Bunlar da rakibe karşı geliştirilen, irade kırma, sindirme ve yok etme
harekatı olarak gelişiyorlar. Savaş içinde bunların yerinin olmasına
rağmen bunlar o geleneksel savaşın kuralları dışında özel bir harekât
olarak ele alınmaktadır. Onun için tarihten günümüze kadar bütün
savaşlar içinde özel harekâtlar ve bu özel harekâtları gerçekleştirecek
özel güçler var olagelmiştir. Örneğin, Truva Savaşı’nda kullanılan Truva
Atı, bu konuda tarihi bir öneme sahiptir.
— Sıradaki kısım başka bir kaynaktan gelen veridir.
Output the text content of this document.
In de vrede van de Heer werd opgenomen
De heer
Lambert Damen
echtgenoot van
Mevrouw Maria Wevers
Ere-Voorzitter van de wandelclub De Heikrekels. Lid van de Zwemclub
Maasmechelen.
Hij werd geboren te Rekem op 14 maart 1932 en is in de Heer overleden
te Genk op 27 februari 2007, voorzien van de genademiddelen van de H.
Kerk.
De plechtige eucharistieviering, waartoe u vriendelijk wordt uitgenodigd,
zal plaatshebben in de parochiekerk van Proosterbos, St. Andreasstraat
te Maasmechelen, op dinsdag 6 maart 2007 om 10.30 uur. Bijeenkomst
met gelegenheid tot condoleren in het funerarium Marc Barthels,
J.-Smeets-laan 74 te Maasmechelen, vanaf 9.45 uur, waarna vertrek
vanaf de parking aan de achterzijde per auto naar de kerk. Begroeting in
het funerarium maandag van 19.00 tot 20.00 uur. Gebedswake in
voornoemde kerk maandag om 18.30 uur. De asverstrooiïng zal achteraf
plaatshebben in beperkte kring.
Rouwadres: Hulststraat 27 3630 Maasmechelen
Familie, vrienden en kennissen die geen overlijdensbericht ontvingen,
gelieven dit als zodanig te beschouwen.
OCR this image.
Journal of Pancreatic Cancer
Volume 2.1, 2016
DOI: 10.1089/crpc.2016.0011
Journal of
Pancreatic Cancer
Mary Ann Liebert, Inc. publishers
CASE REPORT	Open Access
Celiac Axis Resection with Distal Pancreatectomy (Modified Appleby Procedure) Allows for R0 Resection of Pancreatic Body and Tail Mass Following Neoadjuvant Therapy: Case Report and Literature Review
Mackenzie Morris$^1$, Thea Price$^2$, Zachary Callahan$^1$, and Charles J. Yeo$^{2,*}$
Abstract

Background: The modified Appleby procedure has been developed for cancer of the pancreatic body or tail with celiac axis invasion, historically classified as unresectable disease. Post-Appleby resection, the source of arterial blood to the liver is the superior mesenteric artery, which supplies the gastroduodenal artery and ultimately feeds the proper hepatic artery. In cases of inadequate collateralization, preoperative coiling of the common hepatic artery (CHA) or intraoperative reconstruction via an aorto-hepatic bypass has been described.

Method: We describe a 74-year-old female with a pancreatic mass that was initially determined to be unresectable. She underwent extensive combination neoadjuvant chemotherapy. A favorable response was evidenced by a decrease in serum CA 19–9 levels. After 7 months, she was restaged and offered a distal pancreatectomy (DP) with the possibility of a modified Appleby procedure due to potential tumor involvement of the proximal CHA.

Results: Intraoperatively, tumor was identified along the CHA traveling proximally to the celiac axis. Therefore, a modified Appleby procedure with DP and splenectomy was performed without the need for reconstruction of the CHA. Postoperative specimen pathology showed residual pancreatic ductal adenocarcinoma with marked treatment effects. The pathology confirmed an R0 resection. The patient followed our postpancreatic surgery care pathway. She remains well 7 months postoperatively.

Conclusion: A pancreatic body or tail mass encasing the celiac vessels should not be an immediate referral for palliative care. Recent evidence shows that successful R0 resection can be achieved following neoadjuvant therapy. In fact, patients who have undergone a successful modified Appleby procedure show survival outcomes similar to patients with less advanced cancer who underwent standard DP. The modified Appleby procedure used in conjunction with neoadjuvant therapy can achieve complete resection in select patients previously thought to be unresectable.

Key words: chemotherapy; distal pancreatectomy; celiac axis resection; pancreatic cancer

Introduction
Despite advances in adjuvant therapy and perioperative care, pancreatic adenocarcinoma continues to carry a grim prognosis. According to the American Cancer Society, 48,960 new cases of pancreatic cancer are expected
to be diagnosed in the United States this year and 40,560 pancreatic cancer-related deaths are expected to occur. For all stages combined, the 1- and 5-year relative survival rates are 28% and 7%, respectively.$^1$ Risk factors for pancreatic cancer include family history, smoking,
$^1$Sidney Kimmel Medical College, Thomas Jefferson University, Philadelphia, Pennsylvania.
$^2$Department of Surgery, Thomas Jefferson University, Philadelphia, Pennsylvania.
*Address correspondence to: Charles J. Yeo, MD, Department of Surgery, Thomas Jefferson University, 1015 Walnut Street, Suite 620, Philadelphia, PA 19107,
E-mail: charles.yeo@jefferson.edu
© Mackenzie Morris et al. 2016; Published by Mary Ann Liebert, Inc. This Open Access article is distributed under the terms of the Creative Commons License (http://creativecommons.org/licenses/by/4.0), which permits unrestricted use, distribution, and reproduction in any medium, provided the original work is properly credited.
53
Bu uygulama tarihe, ‘kaleyi
içten fethetme’ şeklinde bir özel savaş türü olarak geçmiştir. Bir özel
savaş dendi mi anlaşılması gereken noktalardan bir tanesi budur. Yanlış
mıdır? Hayır; doğrudur ama eksik bir doğrudur. Bugünkü kullandığımız
anlamda özel savaşı anlatmaya yetmez.
İkinci bir nokta olarak da
özel savaş olgusu ele alındığı zaman bunun bir strateji olarak; askerlik
ve savaş stratejisi olarak değerlendirilmesidir. Bunun anlamı nedir?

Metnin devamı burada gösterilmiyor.